The Walters face-to-face, however, will be just the beginning of a marketing- of- Monica blitz that will span the globe. With nerve-centres in New York and London, it will encompass a second television interview with Channel 4's Jon Snow, a book, Monica's Story, written by Andrew Morton, the biographer of the late Diana, Princess of Wales - also to be published in both cities this week, assorted print interviews, as well as myriad international deals for broadcast and book serialisation rights.
By the end of this week, the ex-intern who first breached the sanctum of the Oval Office over three years ago, will be inside living-rooms from Germany to Argentina, Israel to Japan. With all of us - or all of us who can still summon the interest - Monica will share the emotional journey she took when she fell in love with the leader of the free world and later fell into the cross-hairs of special prosecutor Starr.

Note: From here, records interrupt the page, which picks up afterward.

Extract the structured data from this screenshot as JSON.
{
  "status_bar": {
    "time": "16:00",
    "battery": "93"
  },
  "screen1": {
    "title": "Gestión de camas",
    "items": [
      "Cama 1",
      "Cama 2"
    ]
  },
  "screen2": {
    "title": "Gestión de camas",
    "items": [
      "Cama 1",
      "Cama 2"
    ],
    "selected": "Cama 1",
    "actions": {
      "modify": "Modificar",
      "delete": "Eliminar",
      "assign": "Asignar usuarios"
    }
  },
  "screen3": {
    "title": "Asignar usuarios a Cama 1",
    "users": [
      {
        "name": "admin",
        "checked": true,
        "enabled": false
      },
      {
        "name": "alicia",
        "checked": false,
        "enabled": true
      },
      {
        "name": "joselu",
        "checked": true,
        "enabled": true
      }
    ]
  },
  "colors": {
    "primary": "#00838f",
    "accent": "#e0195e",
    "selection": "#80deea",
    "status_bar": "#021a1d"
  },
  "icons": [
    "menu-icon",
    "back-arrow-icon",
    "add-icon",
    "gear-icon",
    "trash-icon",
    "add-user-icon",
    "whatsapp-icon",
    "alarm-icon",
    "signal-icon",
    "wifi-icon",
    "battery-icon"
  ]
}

How many truly care is another question. Judging by ABC's advertising rates - only slightly less than those charged during the Oscar show - and the $600,000 (pounds 400,000) paid by Channel 4 to Ms Lewinsky for its interview, there are enough people who believe the public's appetite for all Monica, all of the time, is still not dented.
In the US, however, there are grounds to be sceptical. A poll in this weekend's New York Post suggested that only 7 per cent of Americans would buy the book, or are remotely interested. Perhaps for that reason, Monica's promotional role in the US will be fairly limited. According to Lynn Goldberg, her literary agent, in the US "our strategy is distance and dignity". One more sit-down interview has been scheduled for Time magazine. Otherwise the traditional book tour and signing schedule for Monica's Story, to be released by St Martin's Press on Thurdsay, will be left to Mr Morton.
In Europe - and in Britain, especially - it will be a different story. Britain will see more of Monica in March than any other country on the globe. Plans have been laid for a tour later this month of about 12cities. She will visit bookshops, television stations and radio studios. The Mirror has bought the rights to the book - to be published in London on Friday by Michael O'Mara Books. The Daily Telegraph is banking on an interview. Marie Claire magazine already has exclusive Monica photographs.
Abroad, those that have paid for serialisation rights on the book include Paris Match, New Age in Australia, Corriera della Sera in Italy and the Bild newspaper in Germany. Channel 4 has sold rights to show the Jon Snow interview to 25 countries so far. Reportedly some 75 per cent of money earned through such foreign deals will be paid by Channel 4 to Ms Lewinsky.